Penghuni Nusantara adalah bangsa yang unik, yang menyebut diri mereka "Anak-anak Pelangi". Mengapa? Karena mereka datang dari berbagai suku, bahasa, adat istiadat, dan kepercayaan yang berbeda-beda. Setiap anak pelangi punya warna sendiri, melodi khas sendiri, dan tarian warisan leluhur yang tak terhingga jumlahnya. Mereka belajar hidup berdampingan, dalam sebuah harmoni yang kadang kala bergemuruh, namun selalu kembali menemukan iramanya.
Di tengah keindahan itu, Nusantara tak luput dari tantangan. Seiring berjalannya waktu dan ambisi untuk tumbuh, beberapa hutan-hutan megah mulai kelelahan, tak sehijau dulu. Sungai-sungai yang dulunya jernih seringkali berubah keruh, membawa beban dari hiruk pikuk kehidupan. Dan di beberapa sudut, jalanan-jalanan impian yang menghubungkan satu wilayah dengan wilayah lain masih berliku dan belum sepenuhnya mulus, seringkali butuh waktu dan upaya ekstra untuk mencapainya.

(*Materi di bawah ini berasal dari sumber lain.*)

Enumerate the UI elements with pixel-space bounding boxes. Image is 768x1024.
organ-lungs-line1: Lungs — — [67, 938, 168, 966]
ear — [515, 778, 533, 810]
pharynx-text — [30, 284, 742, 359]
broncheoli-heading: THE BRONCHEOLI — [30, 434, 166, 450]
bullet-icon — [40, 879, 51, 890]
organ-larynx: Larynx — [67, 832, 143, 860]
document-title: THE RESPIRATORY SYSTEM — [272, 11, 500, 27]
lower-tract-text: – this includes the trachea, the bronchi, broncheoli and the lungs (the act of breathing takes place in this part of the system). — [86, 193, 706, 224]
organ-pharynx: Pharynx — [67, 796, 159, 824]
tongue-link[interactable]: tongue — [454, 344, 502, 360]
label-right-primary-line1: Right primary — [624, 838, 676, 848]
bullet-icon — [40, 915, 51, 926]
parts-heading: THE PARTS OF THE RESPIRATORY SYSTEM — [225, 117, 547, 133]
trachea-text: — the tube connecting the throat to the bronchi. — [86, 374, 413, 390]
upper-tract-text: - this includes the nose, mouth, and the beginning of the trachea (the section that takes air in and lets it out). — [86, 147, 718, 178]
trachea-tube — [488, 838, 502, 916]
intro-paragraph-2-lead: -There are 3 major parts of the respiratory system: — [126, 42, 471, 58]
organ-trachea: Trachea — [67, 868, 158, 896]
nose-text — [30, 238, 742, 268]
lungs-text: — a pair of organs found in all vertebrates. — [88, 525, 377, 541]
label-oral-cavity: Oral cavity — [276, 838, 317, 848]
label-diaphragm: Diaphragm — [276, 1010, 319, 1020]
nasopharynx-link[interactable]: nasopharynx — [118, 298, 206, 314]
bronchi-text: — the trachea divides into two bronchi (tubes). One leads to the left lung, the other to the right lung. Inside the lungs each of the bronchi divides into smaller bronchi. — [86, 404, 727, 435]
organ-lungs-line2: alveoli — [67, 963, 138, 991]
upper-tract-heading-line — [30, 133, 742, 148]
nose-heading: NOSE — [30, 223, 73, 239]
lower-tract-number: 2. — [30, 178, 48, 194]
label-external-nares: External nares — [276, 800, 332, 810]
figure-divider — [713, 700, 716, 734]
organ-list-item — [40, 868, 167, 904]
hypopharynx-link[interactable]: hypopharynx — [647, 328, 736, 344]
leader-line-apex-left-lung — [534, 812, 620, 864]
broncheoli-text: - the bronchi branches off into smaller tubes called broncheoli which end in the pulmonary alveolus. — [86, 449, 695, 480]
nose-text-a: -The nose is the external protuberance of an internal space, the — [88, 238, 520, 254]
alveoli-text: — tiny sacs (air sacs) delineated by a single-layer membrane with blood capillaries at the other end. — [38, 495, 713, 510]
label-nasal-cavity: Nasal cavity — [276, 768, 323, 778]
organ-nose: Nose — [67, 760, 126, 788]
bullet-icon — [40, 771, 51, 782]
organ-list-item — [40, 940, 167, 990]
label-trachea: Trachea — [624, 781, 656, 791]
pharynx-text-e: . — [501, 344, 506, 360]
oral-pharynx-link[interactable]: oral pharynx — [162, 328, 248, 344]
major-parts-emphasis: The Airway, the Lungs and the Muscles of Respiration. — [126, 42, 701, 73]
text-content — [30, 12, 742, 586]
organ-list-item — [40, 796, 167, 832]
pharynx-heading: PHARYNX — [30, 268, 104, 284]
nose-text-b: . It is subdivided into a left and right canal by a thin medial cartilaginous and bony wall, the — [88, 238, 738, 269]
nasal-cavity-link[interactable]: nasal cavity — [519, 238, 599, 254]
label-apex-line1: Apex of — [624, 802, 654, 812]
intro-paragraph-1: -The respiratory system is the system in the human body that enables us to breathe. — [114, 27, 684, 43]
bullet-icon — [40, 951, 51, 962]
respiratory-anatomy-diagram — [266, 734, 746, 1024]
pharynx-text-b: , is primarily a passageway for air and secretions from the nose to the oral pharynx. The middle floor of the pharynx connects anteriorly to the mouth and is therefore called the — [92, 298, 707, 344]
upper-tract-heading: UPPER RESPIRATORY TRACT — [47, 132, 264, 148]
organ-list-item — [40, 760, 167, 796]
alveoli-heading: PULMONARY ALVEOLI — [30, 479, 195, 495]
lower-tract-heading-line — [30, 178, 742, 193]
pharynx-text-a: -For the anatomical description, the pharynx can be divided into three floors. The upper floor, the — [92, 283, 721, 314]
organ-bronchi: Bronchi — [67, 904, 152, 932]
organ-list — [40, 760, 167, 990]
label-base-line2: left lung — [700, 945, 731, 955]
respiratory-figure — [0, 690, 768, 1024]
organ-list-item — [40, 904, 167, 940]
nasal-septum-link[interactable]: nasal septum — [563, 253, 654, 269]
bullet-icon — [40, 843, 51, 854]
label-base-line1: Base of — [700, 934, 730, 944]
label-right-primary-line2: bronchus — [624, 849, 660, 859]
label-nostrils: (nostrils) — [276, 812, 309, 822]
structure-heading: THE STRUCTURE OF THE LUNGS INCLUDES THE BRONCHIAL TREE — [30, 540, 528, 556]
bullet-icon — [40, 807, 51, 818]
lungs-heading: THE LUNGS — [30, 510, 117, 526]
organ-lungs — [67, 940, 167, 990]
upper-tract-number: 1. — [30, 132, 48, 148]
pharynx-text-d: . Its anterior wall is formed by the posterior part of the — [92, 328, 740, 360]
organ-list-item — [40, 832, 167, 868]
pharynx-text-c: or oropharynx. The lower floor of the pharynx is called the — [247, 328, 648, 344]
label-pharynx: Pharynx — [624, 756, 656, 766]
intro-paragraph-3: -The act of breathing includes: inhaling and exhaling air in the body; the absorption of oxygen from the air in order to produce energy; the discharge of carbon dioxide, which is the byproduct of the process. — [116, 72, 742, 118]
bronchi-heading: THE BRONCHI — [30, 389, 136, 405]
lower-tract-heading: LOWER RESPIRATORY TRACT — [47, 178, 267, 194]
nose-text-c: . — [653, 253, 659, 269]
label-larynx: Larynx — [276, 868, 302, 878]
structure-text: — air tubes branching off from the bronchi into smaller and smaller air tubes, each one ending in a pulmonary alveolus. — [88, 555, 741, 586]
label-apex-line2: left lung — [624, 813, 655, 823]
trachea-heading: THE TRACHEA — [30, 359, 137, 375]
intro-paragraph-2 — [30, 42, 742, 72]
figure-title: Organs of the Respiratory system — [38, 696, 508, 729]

Ada pula "angin perubahan" yang bertiup kencang dari negeri-negeri nun jauh di sana, membawa serta "benih-benih baru" bernama teknologi dan informasi. Benih ini tumbuh sangat cepat, membuat sebagian anak pelangi merasa kegirangan karena bisa terhubung dengan seluruh dunia dalam sekejap mata. Namun, bagi sebagian lainnya, benih ini kadang terasa asing dan membuat mereka merasa tertinggal, terutama mereka yang tinggal di pelosok-pelosok terpencil.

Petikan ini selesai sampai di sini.